„Nie wyobrażam sobie siebie za biurkiem”
poniedziałek,
9 stycznia 2017
– W dzieciństwie nawet do głowy by mi nie przyszło, że zostanę pogodynką – mówi Aleksandra Kostka, prezenterka pogody nominowana do tegorocznych Telekamer. W sumie aż 25 nominacji w 11 kategoriach związanych jest z Telewizją Polską. Do 12 stycznia trwa SMS-owe głosowanie. Głosujcie na swoich faworytów!
Jakie są Pani pasje?
Medycyna i muzyka. To dlatego zdecydowałam się ostatnio uzyskać zawód opiekuna medycznego, a kończąc liceum zdawałam dwie matury: tę zwykłą i muzyczną. Dzięki temu gitara i fortepian pozwalają mi teraz na osobiste obcowanie z muzyką.
Czy w dzieciństwie marzyła Pani o pracy pogodynki?
Nawet mi to do głowy nie przyszło. Zawsze chciałam być lekarzem, a poszłam na studia aktorsko-musicalowe. Praca prezentera pogody, to wyzwanie, które pojawiło się na mojej drodze - i je podjęłam!

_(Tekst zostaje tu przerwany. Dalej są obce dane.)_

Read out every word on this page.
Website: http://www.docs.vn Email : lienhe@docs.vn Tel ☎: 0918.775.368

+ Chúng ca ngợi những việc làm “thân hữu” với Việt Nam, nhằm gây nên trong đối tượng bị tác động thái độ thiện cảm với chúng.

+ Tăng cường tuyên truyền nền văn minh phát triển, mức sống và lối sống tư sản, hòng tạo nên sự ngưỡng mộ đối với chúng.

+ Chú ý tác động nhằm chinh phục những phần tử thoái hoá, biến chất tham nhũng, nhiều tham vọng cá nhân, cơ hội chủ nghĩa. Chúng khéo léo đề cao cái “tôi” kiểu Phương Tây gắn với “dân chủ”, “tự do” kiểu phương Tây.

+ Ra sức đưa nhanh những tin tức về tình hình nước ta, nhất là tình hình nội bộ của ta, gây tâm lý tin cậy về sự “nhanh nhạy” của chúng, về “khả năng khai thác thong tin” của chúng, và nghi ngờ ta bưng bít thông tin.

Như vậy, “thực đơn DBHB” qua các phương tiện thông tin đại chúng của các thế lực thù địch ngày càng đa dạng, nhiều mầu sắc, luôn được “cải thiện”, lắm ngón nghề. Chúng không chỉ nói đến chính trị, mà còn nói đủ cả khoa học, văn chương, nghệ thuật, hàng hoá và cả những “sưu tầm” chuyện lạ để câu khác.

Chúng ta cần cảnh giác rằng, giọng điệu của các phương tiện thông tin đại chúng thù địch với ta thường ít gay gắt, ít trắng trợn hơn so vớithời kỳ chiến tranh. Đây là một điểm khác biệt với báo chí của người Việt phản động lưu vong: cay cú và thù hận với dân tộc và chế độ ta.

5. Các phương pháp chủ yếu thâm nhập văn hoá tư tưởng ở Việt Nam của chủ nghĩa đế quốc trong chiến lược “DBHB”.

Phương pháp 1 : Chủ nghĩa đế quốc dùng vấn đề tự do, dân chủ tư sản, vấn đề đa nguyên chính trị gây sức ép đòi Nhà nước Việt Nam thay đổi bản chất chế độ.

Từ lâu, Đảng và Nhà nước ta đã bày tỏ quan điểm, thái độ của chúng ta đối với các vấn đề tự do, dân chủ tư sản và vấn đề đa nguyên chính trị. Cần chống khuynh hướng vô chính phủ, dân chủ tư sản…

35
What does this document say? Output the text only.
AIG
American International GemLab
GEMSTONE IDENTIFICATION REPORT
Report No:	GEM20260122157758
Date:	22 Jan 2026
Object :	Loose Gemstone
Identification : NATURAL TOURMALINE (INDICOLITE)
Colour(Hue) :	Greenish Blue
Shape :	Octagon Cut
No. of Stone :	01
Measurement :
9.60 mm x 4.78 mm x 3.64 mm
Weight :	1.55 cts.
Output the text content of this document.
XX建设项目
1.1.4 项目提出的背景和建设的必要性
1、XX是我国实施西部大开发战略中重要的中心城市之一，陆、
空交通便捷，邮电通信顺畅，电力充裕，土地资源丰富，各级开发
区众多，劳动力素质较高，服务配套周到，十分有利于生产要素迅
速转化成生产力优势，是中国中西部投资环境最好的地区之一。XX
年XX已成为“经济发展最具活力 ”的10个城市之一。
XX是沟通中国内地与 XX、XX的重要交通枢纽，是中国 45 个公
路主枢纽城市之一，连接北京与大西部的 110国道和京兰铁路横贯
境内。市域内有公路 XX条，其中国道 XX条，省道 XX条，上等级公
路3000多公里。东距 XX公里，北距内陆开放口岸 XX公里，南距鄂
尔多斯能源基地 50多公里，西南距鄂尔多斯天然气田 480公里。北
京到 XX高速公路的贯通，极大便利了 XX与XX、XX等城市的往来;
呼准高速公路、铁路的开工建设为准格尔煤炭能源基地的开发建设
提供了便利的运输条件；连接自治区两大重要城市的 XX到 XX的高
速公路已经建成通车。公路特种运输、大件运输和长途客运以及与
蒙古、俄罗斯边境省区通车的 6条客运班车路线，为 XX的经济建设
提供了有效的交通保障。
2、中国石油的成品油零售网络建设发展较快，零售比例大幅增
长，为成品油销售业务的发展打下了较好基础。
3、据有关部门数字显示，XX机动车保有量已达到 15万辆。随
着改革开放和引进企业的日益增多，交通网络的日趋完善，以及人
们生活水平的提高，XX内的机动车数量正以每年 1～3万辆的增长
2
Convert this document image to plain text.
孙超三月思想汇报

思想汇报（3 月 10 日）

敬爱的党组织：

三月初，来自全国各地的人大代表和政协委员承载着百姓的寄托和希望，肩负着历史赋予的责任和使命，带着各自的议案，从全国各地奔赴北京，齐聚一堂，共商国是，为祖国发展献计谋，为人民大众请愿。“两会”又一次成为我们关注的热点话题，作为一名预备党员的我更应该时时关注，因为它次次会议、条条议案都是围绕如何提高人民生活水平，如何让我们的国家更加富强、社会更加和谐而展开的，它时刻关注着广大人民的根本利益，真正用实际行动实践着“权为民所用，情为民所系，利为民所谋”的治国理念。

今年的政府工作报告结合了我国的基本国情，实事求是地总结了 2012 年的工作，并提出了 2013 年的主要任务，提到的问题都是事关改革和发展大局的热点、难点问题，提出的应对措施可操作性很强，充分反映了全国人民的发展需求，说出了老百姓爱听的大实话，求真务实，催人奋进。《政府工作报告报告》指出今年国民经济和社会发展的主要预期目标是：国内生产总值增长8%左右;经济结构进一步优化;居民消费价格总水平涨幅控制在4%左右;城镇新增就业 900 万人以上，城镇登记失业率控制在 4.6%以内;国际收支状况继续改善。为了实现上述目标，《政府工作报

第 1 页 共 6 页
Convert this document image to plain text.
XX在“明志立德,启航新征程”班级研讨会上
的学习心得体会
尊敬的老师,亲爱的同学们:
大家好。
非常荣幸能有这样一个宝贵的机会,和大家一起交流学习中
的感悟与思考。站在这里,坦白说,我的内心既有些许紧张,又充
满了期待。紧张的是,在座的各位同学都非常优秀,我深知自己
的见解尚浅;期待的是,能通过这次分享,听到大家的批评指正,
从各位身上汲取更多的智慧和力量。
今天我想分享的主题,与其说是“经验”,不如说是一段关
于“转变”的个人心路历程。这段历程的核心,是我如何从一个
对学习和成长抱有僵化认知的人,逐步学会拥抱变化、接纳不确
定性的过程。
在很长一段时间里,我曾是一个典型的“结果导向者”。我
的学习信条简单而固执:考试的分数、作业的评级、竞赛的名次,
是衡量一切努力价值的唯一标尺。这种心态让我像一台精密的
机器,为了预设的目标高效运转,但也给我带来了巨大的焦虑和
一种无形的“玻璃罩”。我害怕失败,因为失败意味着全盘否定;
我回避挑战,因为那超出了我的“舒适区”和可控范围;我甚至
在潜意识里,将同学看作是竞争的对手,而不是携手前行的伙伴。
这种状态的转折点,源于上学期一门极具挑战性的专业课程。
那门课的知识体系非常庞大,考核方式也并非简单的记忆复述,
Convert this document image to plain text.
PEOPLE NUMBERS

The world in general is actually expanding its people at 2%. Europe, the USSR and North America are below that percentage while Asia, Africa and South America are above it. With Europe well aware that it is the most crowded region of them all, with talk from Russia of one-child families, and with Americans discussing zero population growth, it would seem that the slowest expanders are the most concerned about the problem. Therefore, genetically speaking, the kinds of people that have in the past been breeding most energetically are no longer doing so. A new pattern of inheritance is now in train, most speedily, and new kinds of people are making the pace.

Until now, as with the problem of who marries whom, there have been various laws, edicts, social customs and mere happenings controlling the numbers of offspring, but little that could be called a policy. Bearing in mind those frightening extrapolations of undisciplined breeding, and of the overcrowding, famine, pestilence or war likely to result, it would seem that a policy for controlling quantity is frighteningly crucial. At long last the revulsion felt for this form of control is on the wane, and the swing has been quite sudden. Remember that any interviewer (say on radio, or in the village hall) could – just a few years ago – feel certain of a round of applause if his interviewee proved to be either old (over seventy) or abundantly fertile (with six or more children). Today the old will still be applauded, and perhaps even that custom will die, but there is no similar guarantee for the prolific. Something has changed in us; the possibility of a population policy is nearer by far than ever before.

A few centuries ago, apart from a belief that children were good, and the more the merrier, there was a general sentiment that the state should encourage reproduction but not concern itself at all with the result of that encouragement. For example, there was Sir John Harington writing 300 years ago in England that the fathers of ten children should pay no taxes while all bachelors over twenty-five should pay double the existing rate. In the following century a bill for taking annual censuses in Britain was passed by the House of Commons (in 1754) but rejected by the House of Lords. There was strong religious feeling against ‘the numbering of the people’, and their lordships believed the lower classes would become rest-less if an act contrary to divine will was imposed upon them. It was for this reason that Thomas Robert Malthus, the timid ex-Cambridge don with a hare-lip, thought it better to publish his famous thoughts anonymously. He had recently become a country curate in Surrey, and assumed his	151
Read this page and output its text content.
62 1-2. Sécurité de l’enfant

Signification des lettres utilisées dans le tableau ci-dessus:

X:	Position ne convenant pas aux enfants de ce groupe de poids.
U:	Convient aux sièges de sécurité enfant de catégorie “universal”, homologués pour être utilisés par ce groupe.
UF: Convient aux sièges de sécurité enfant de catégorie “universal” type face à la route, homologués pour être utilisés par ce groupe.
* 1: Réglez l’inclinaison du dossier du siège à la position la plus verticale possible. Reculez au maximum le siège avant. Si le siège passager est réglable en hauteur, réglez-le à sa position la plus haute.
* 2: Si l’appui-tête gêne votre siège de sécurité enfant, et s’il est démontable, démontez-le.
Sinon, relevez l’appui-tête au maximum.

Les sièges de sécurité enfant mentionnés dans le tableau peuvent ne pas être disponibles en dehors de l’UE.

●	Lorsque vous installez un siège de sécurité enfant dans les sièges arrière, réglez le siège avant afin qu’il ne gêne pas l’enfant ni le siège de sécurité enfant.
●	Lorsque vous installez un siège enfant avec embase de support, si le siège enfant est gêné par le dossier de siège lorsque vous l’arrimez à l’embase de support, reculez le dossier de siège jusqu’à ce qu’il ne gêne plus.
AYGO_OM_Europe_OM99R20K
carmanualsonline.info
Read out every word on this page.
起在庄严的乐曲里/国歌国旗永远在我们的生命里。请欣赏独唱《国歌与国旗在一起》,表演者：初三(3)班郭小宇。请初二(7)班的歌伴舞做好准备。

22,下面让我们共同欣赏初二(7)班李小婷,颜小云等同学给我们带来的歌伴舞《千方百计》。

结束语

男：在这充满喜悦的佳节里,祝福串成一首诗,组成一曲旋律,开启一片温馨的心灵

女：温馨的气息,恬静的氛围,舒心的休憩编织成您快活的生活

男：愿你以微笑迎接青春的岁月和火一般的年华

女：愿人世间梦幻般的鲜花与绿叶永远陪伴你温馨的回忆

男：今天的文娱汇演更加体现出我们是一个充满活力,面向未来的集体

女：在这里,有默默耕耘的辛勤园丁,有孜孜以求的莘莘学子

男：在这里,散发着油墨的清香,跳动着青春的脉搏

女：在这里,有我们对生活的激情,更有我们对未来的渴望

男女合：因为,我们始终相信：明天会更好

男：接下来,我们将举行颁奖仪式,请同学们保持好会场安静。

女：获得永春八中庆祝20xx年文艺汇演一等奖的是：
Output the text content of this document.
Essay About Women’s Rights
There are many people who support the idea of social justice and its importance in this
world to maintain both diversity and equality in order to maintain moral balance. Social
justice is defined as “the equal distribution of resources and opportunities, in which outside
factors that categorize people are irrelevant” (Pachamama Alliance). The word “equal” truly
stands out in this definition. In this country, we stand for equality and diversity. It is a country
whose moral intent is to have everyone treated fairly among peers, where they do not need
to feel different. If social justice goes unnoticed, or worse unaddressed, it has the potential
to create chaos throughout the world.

Kogo Pani ceni w tym zawodzie?
Cenię profesjonalistów oraz starszych kolegów i koleżanki, na których warsztacie mogłam się uczyć.
Co jest dla Pani najważniejsze w życiu? Jakie wartości?
Najważniejsza jest miłość i rodzina. Jeśli do tego jeszcze dopisuje zdrowie - jestem szczęściarą!
Może ma Pani jakieś swoje życiowe motto?
Moje dwa najważniejsze: „Nie ma rzeczy niemożliwych" i „Z każdej sytuacji jest wyjście".